Both the criminal charges and administrative order involve the same provision of federal law that requires a company to properly record transactions in its financial records and maintain adequate internal controls.

The S.E.C., which has also charged Mr. Martin-Artajo and Mr. Grout in a separate case, identified the failures of what it called “senior management” in reporting problems with the London Whale trading to the audit committee of the bank’s board of directors. That group included the bank’s chief executive, Jamie Dimon, along with the chief financial officer and three other executives.

Yet none was singled out in the administrative order for violations of the securities laws. Mr. Canellos stated, though, that “our investigation is continuing as to individuals.” That is a statement often heard, but whether there is any actual follow up is something rarely seen after a case against a company has been resolved.

When misconduct is described as “egregious,” it is a bit surprising that no individual is identified as being responsible. But the S.E.C.’s use of the term “senior management” shows the problem with pursuing a case against corporate executives in a large organization in which responsibility is diffuse.

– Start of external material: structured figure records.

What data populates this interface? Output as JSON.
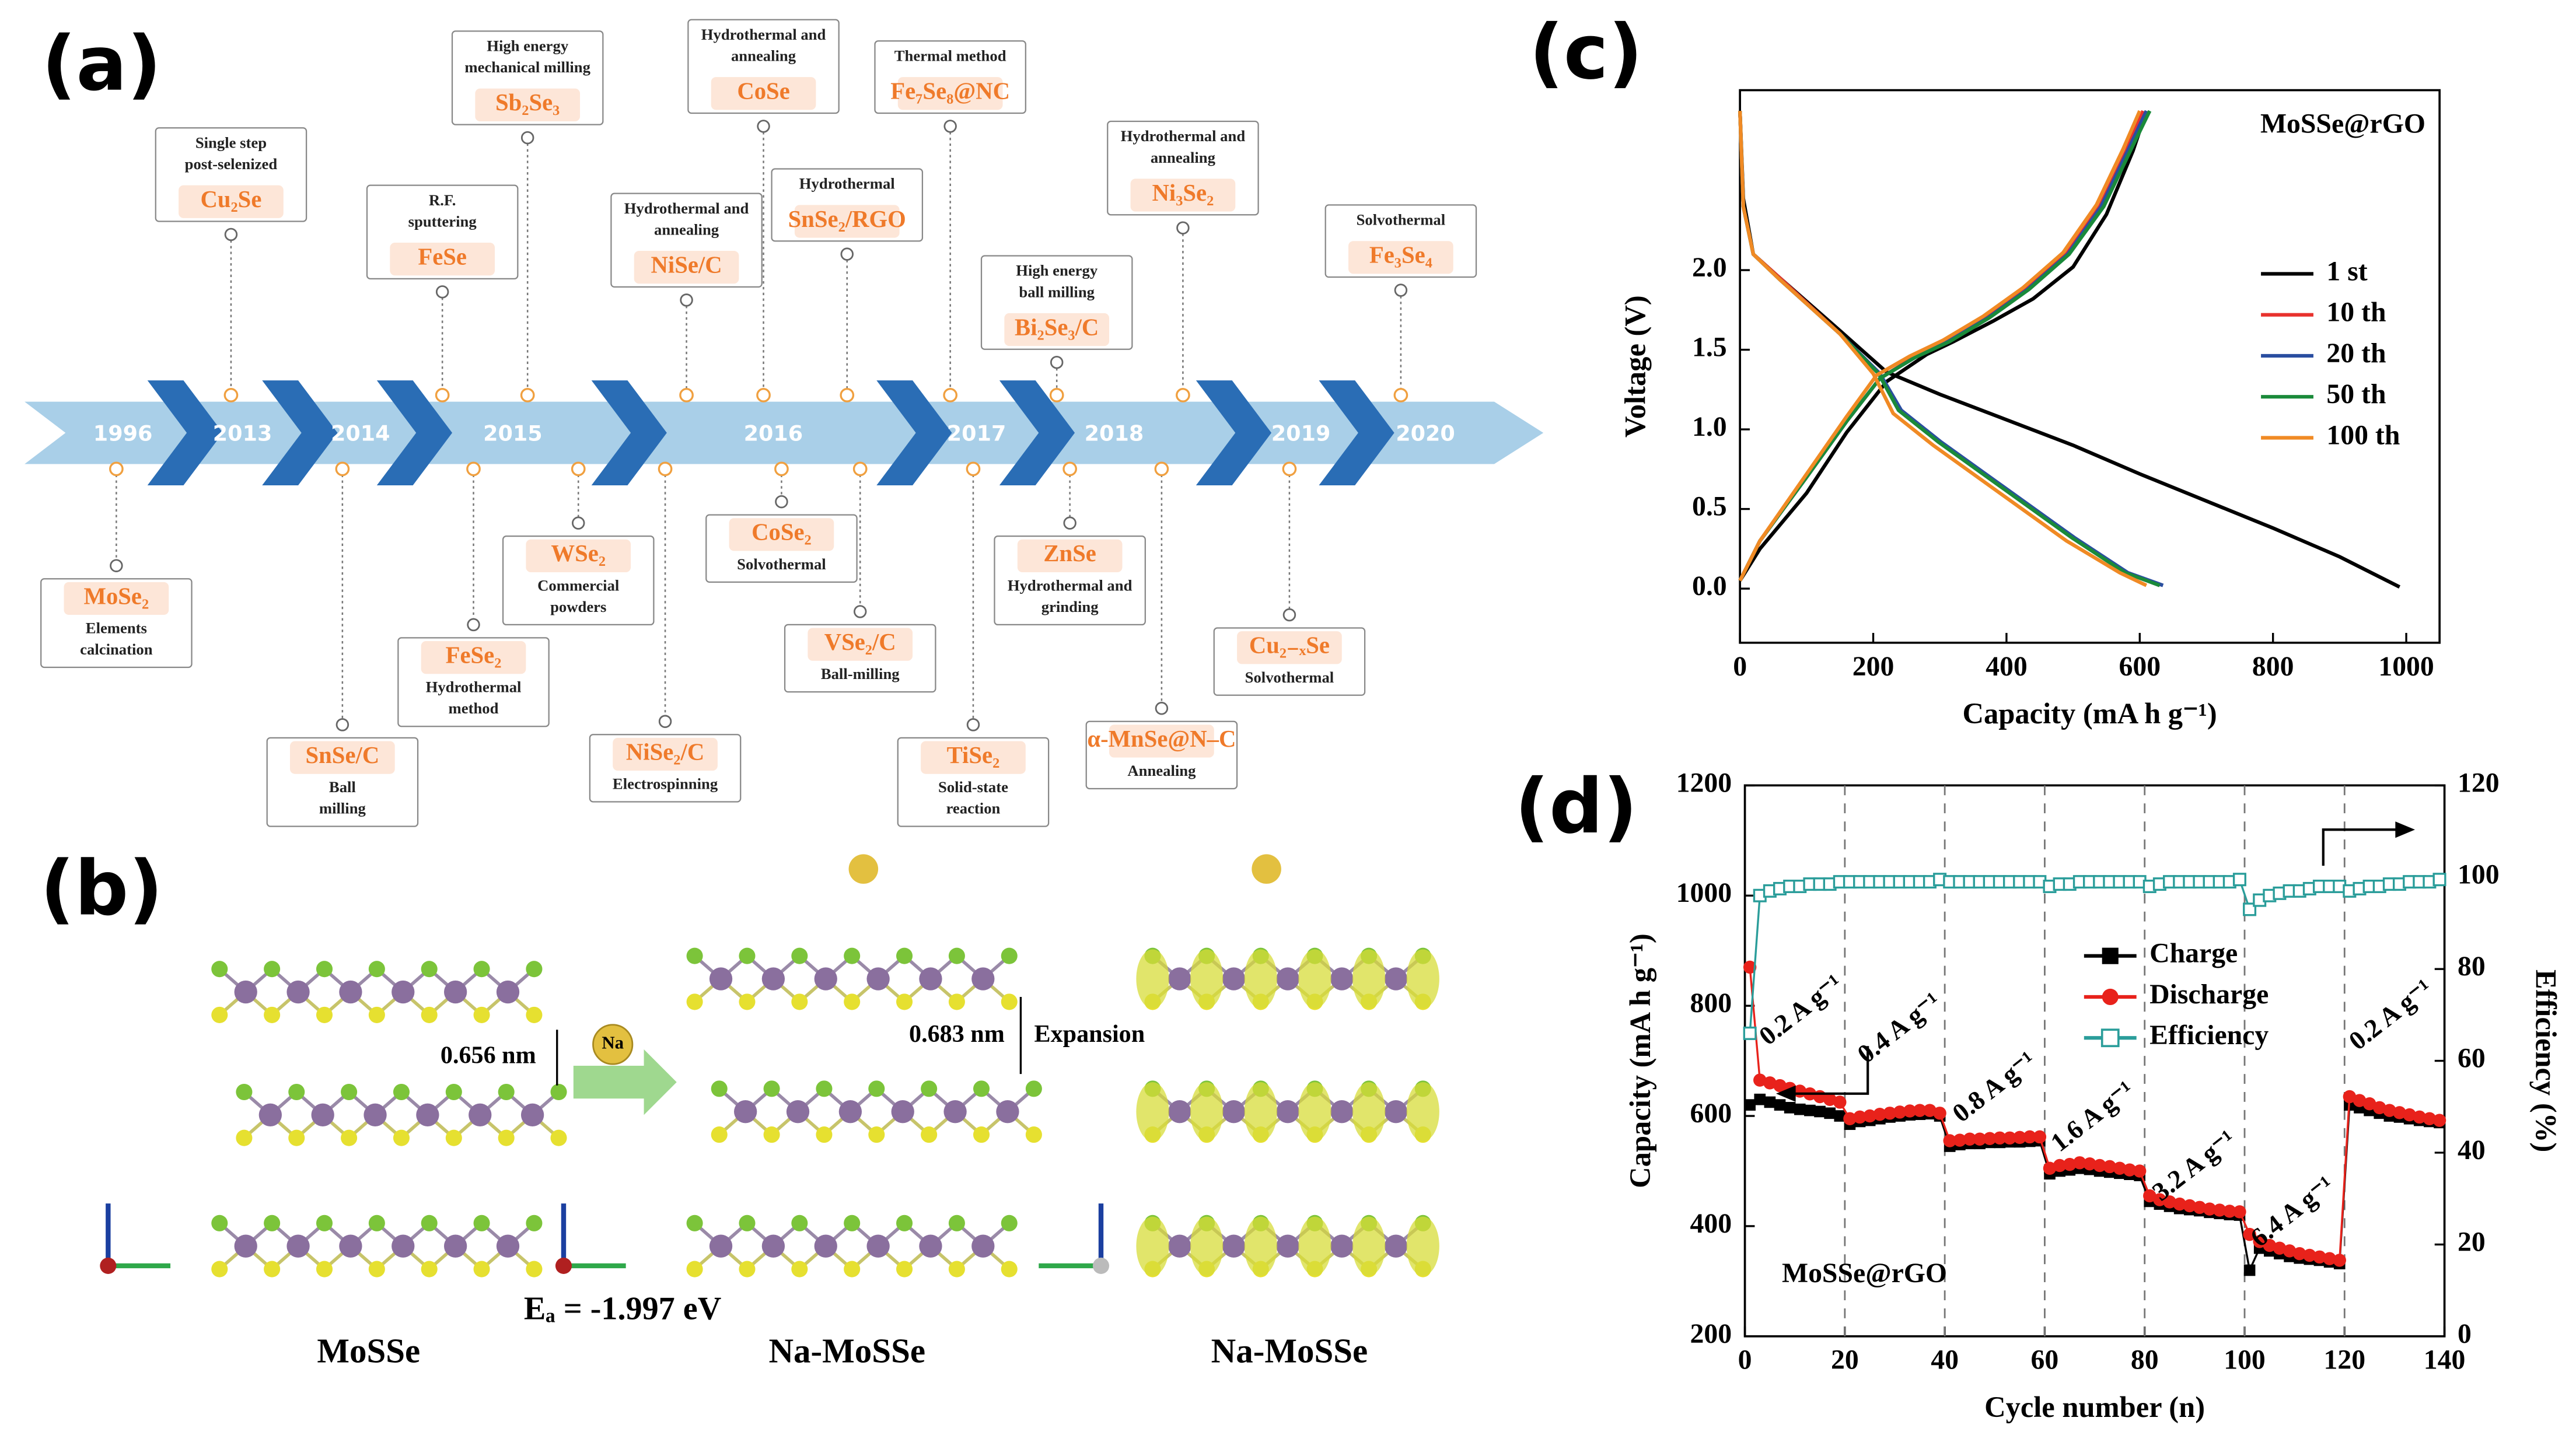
{
  "panel_labels": [
    "(a)",
    "(b)",
    "(c)",
    "(d)"
  ],
  "timeline": {
    "years": [
      "1996",
      "2013",
      "2014",
      "2015",
      "2016",
      "2017",
      "2018",
      "2019",
      "2020"
    ],
    "above": [
      {
        "material": "Cu₂Se",
        "method": [
          "Single step",
          "post-selenized"
        ]
      },
      {
        "material": "FeSe",
        "method": [
          "R.F.",
          "sputtering"
        ]
      },
      {
        "material": "Sb₂Se₃",
        "method": [
          "High energy",
          "mechanical milling"
        ]
      },
      {
        "material": "NiSe/C",
        "method": [
          "Hydrothermal and",
          "annealing"
        ]
      },
      {
        "material": "CoSe",
        "method": [
          "Hydrothermal and",
          "annealing"
        ]
      },
      {
        "material": "SnSe₂/RGO",
        "method": [
          "Hydrothermal"
        ]
      },
      {
        "material": "Fe₇Se₈@NC",
        "method": [
          "Thermal method"
        ]
      },
      {
        "material": "Bi₂Se₃/C",
        "method": [
          "High energy",
          "ball milling"
        ]
      },
      {
        "material": "Ni₃Se₂",
        "method": [
          "Hydrothermal and",
          "annealing"
        ]
      },
      {
        "material": "Fe₃Se₄",
        "method": [
          "Solvothermal"
        ]
      }
    ],
    "below": [
      {
        "material": "MoSe₂",
        "method": [
          "Elements",
          "calcination"
        ]
      },
      {
        "material": "SnSe/C",
        "method": [
          "Ball",
          "milling"
        ]
      },
      {
        "material": "FeSe₂",
        "method": [
          "Hydrothermal",
          "method"
        ]
      },
      {
        "material": "WSe₂",
        "method": [
          "Commercial",
          "powders"
        ]
      },
      {
        "material": "NiSe₂/C",
        "method": [
          "Electrospinning"
        ]
      },
      {
        "material": "CoSe₂",
        "method": [
          "Solvothermal"
        ]
      },
      {
        "material": "VSe₂/C",
        "method": [
          "Ball-milling"
        ]
      },
      {
        "material": "TiSe₂",
        "method": [
          "Solid-state",
          "reaction"
        ]
      },
      {
        "material": "ZnSe",
        "method": [
          "Hydrothermal and",
          "grinding"
        ]
      },
      {
        "material": "α-MnSe@N–C",
        "method": [
          "Annealing"
        ]
      },
      {
        "material": "Cu₂₋ₓSe",
        "method": [
          "Solvothermal"
        ]
      }
    ]
  },
  "structure": {
    "titles": [
      "MoSSe",
      "Na-MoSSe",
      "Na-MoSSe"
    ],
    "spacing_before": "0.656 nm",
    "spacing_after": "0.683 nm",
    "expansion": "Expansion",
    "ion": "Na",
    "energy": "Eₐ = -1.997 eV"
  },
  "chart_data": [
    {
      "type": "line",
      "xlabel": "Capacity (mA h g⁻¹)",
      "ylabel": "Voltage (V)",
      "annotation": "MoSSe@rGO",
      "xlim": [
        0,
        1050
      ],
      "ylim": [
        -0.34,
        3.13
      ],
      "xticks": [
        0,
        200,
        400,
        600,
        800,
        1000
      ],
      "yticks": [
        {
          "value": 0,
          "label": "0.0"
        },
        0.5,
        {
          "value": 1,
          "label": "1.0"
        },
        1.5,
        {
          "value": 2,
          "label": "2.0"
        }
      ],
      "series": [
        {
          "name": "1 st",
          "color": "#000000",
          "x": [
            0,
            5,
            20,
            60,
            150,
            220,
            300,
            400,
            500,
            600,
            700,
            800,
            900,
            990,
            null,
            0,
            30,
            100,
            160,
            220,
            280,
            320,
            380,
            440,
            500,
            550,
            590,
            610
          ],
          "values": [
            3.0,
            2.45,
            2.1,
            1.95,
            1.62,
            1.36,
            1.22,
            1.06,
            0.9,
            0.72,
            0.55,
            0.38,
            0.2,
            0.01,
            null,
            0.05,
            0.25,
            0.6,
            0.98,
            1.3,
            1.47,
            1.55,
            1.68,
            1.82,
            2.02,
            2.35,
            2.75,
            3.0
          ]
        },
        {
          "name": "10 th",
          "color": "#e8322d",
          "x": [
            0,
            5,
            20,
            60,
            150,
            210,
            240,
            300,
            400,
            500,
            580,
            630,
            null,
            0,
            30,
            100,
            160,
            210,
            260,
            310,
            370,
            430,
            490,
            540,
            580,
            605
          ],
          "values": [
            3.0,
            2.4,
            2.1,
            1.95,
            1.6,
            1.35,
            1.12,
            0.92,
            0.62,
            0.32,
            0.1,
            0.02,
            null,
            0.05,
            0.3,
            0.7,
            1.05,
            1.32,
            1.45,
            1.55,
            1.7,
            1.88,
            2.1,
            2.4,
            2.75,
            3.0
          ]
        },
        {
          "name": "20 th",
          "color": "#2a4ea0",
          "x": [
            0,
            5,
            20,
            60,
            150,
            210,
            242,
            302,
            402,
            502,
            582,
            635,
            null,
            0,
            30,
            100,
            160,
            210,
            262,
            312,
            372,
            432,
            492,
            542,
            582,
            610
          ],
          "values": [
            3.0,
            2.4,
            2.1,
            1.94,
            1.6,
            1.35,
            1.12,
            0.92,
            0.62,
            0.32,
            0.1,
            0.02,
            null,
            0.05,
            0.3,
            0.7,
            1.05,
            1.32,
            1.45,
            1.55,
            1.7,
            1.88,
            2.1,
            2.4,
            2.75,
            3.0
          ]
        },
        {
          "name": "50 th",
          "color": "#1a8a3a",
          "x": [
            0,
            5,
            20,
            60,
            150,
            208,
            238,
            298,
            398,
            498,
            578,
            630,
            null,
            0,
            30,
            100,
            160,
            210,
            262,
            314,
            374,
            434,
            494,
            546,
            586,
            615
          ],
          "values": [
            3.0,
            2.4,
            2.1,
            1.94,
            1.6,
            1.35,
            1.12,
            0.92,
            0.62,
            0.32,
            0.1,
            0.02,
            null,
            0.05,
            0.3,
            0.7,
            1.05,
            1.32,
            1.45,
            1.55,
            1.7,
            1.88,
            2.1,
            2.4,
            2.75,
            3.0
          ]
        },
        {
          "name": "100 th",
          "color": "#f08a24",
          "x": [
            0,
            5,
            20,
            60,
            150,
            200,
            230,
            290,
            390,
            490,
            570,
            610,
            null,
            0,
            30,
            100,
            160,
            205,
            255,
            305,
            365,
            425,
            485,
            535,
            575,
            600
          ],
          "values": [
            3.0,
            2.4,
            2.1,
            1.94,
            1.6,
            1.35,
            1.1,
            0.9,
            0.6,
            0.3,
            0.1,
            0.02,
            null,
            0.05,
            0.3,
            0.72,
            1.08,
            1.34,
            1.46,
            1.56,
            1.71,
            1.89,
            2.11,
            2.41,
            2.76,
            3.0
          ]
        }
      ]
    },
    {
      "type": "line",
      "xlabel": "Cycle number (n)",
      "ylabel": "Capacity (mA h g⁻¹)",
      "y2label": "Efficiency (%)",
      "annotation": "MoSSe@rGO",
      "rate_labels": [
        "0.2 A g⁻¹",
        "0.4 A g⁻¹",
        "0.8 A g⁻¹",
        "1.6 A g⁻¹",
        "3.2 A g⁻¹",
        "6.4 A g⁻¹",
        "0.2 A g⁻¹"
      ],
      "xlim": [
        0,
        140
      ],
      "ylim": [
        200,
        1200
      ],
      "y2lim": [
        0,
        120
      ],
      "xticks": [
        0,
        20,
        40,
        60,
        80,
        100,
        120,
        140
      ],
      "yticks": [
        200,
        400,
        600,
        800,
        1000,
        1200
      ],
      "y2ticks": [
        0,
        20,
        40,
        60,
        80,
        100,
        120
      ],
      "xgrid": "dashed",
      "x": [
        1,
        3,
        5,
        7,
        9,
        11,
        13,
        15,
        17,
        19,
        21,
        23,
        25,
        27,
        29,
        31,
        33,
        35,
        37,
        39,
        41,
        43,
        45,
        47,
        49,
        51,
        53,
        55,
        57,
        59,
        61,
        63,
        65,
        67,
        69,
        71,
        73,
        75,
        77,
        79,
        81,
        83,
        85,
        87,
        89,
        91,
        93,
        95,
        97,
        99,
        101,
        103,
        105,
        107,
        109,
        111,
        113,
        115,
        117,
        119,
        121,
        123,
        125,
        127,
        129,
        131,
        133,
        135,
        137,
        139
      ],
      "series": [
        {
          "name": "Charge",
          "color": "#000000",
          "marker": "square",
          "values": [
            620,
            630,
            625,
            620,
            615,
            612,
            610,
            608,
            605,
            600,
            585,
            590,
            592,
            595,
            598,
            600,
            602,
            603,
            604,
            600,
            545,
            548,
            550,
            550,
            552,
            552,
            553,
            553,
            554,
            555,
            495,
            500,
            502,
            505,
            503,
            500,
            498,
            496,
            494,
            492,
            445,
            440,
            436,
            432,
            430,
            428,
            425,
            423,
            421,
            420,
            320,
            360,
            355,
            350,
            345,
            342,
            340,
            338,
            335,
            332,
            620,
            615,
            610,
            605,
            600,
            598,
            595,
            592,
            590,
            588
          ]
        },
        {
          "name": "Discharge",
          "color": "#e8221b",
          "marker": "circle",
          "values": [
            870,
            665,
            660,
            655,
            650,
            645,
            640,
            635,
            630,
            625,
            595,
            598,
            600,
            603,
            605,
            607,
            609,
            610,
            610,
            605,
            555,
            556,
            558,
            558,
            559,
            560,
            560,
            561,
            562,
            562,
            505,
            510,
            512,
            515,
            513,
            510,
            508,
            505,
            502,
            500,
            455,
            448,
            444,
            440,
            437,
            434,
            431,
            429,
            427,
            426,
            385,
            372,
            365,
            360,
            355,
            350,
            347,
            344,
            341,
            338,
            635,
            628,
            622,
            615,
            610,
            606,
            602,
            598,
            595,
            592
          ]
        },
        {
          "name": "Efficiency",
          "color": "#2a9d9a",
          "marker": "open-square",
          "axis": "y2",
          "values": [
            66,
            96,
            97,
            97.5,
            98,
            98,
            98.5,
            98.5,
            98.5,
            99,
            99,
            99,
            99,
            99,
            99,
            99,
            99,
            99,
            99,
            99.5,
            99,
            99,
            99,
            99,
            99,
            99,
            99,
            99,
            99,
            99,
            98,
            98.5,
            98.5,
            99,
            99,
            99,
            99,
            99,
            99,
            99,
            98,
            98.5,
            99,
            99,
            99,
            99,
            99,
            99,
            99,
            99.5,
            93,
            95,
            96,
            96.5,
            97,
            97,
            97.5,
            98,
            98,
            98,
            97,
            97.5,
            98,
            98,
            98.5,
            98.5,
            99,
            99,
            99,
            99.5
          ]
        }
      ]
    }
  ]
}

Just like the Three Musketeers’ motto of “One for all and all for one,” when everyone is responsible, then it is unlikely that any one individual can be shown to have violated the law. Each has a measure of plausible deniability, and proving anyone acted with the requisite intent is difficult if no individual is willing to admit to a violation and cooperate in the case.

Overcoming the hurdle of proving intent is shown in the case against Mr. Martin-Artajo and Mr. Grout. Prosecutors have not charged a third trader, Bruno Iskil, who actually earned the “London Whale” nickname because of the huge size of his wagers in credit derivatives. They are relying on him to cooperate and prove that his co-workers knowingly masked the size of the losses.

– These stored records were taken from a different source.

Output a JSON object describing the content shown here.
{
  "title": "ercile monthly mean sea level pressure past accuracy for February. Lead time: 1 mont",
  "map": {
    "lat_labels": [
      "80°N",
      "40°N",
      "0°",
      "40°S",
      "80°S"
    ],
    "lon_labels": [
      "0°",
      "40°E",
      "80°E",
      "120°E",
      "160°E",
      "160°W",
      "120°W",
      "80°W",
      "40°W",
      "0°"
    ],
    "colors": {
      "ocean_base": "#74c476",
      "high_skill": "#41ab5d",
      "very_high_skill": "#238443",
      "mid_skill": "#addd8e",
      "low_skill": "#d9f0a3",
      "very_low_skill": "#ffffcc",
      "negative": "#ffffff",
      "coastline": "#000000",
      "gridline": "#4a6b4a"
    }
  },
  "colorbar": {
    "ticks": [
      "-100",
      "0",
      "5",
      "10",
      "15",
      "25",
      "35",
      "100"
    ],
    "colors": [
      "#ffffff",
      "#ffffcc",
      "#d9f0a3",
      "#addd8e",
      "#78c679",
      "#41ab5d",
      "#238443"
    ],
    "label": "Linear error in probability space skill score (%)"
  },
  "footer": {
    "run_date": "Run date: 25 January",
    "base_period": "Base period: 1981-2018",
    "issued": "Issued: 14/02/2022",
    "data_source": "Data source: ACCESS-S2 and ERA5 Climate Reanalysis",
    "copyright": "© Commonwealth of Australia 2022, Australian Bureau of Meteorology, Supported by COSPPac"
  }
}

Even though JPMorgan admitted to violations for how it dealt with the reports of improper valuations, it also could have been charged with a crime for the conduct of Mr. Martin-Artejo and Mr. Grout. Corporate criminal liability is quite broad because a company is responsible for any violations by employees when working on its behalf.

While the bank is still being investigated by the Justice Department, I think it is unlikely that charges will be filed against it unless new evidence of misconduct emerges. The typical resolution of a corporate criminal investigation these days is a deferred prosecution agreement in which a company admits to violations and pays a hefty fine. The S.E.C. and other regulators largely secured that outcome in the recent settlements so a criminal case would not add significantly to the punishment of JPMorgan, even if it had to pay a few more millions of dollars.

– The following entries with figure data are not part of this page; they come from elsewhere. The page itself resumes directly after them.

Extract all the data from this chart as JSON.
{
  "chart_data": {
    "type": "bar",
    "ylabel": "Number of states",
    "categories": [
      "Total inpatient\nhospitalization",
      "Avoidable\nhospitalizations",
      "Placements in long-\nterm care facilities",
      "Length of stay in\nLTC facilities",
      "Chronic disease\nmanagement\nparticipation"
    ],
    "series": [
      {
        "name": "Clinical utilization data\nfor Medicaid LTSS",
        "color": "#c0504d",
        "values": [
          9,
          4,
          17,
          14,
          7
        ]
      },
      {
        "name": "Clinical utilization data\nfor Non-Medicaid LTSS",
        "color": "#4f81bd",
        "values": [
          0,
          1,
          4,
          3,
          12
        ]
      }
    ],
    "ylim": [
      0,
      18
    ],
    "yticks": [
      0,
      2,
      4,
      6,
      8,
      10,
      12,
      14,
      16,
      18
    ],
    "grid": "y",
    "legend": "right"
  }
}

So what standard makes a case criminal rather than civil, or when individuals should be accused of misconduct or allowed to avoid charges? The answer is left up to the prosecutor, who decides whether there is enough evidence and the best use of available resources.

There is no realistic prospect of judicial review of a decision not to file charges. In Inmates of Attica Correctional Facility v. Rockefeller, a case arising from the Attica prison riot in 1971 in which federal prosecutors did not file civil rights charges for the death of inmates, the United States Court of Appeals for the Second Circuit found that “the manifold imponderables which enter into the prosecutor’s decision to prosecute or not to prosecute make the choice not readily amenable to judicial supervision.” That means there is no recourse if the prosecutor decides not to pursue a case, unless another office steps in and decides to file charges on its own.

The lack of transparency over a decision not to file charges benefits those who were investigated. If prosecutors had to explain why charges were not filed, such a statement could cause significant harm to a person’s reputation with no readily available means to rebut any claimed misconduct.

Yet it remains disquieting when the same actions result in criminal charges for some but only a civil case for others, and no individuals are held responsible for misconduct at a company. In the end, we are left to trust that prosecutors have made good decisions.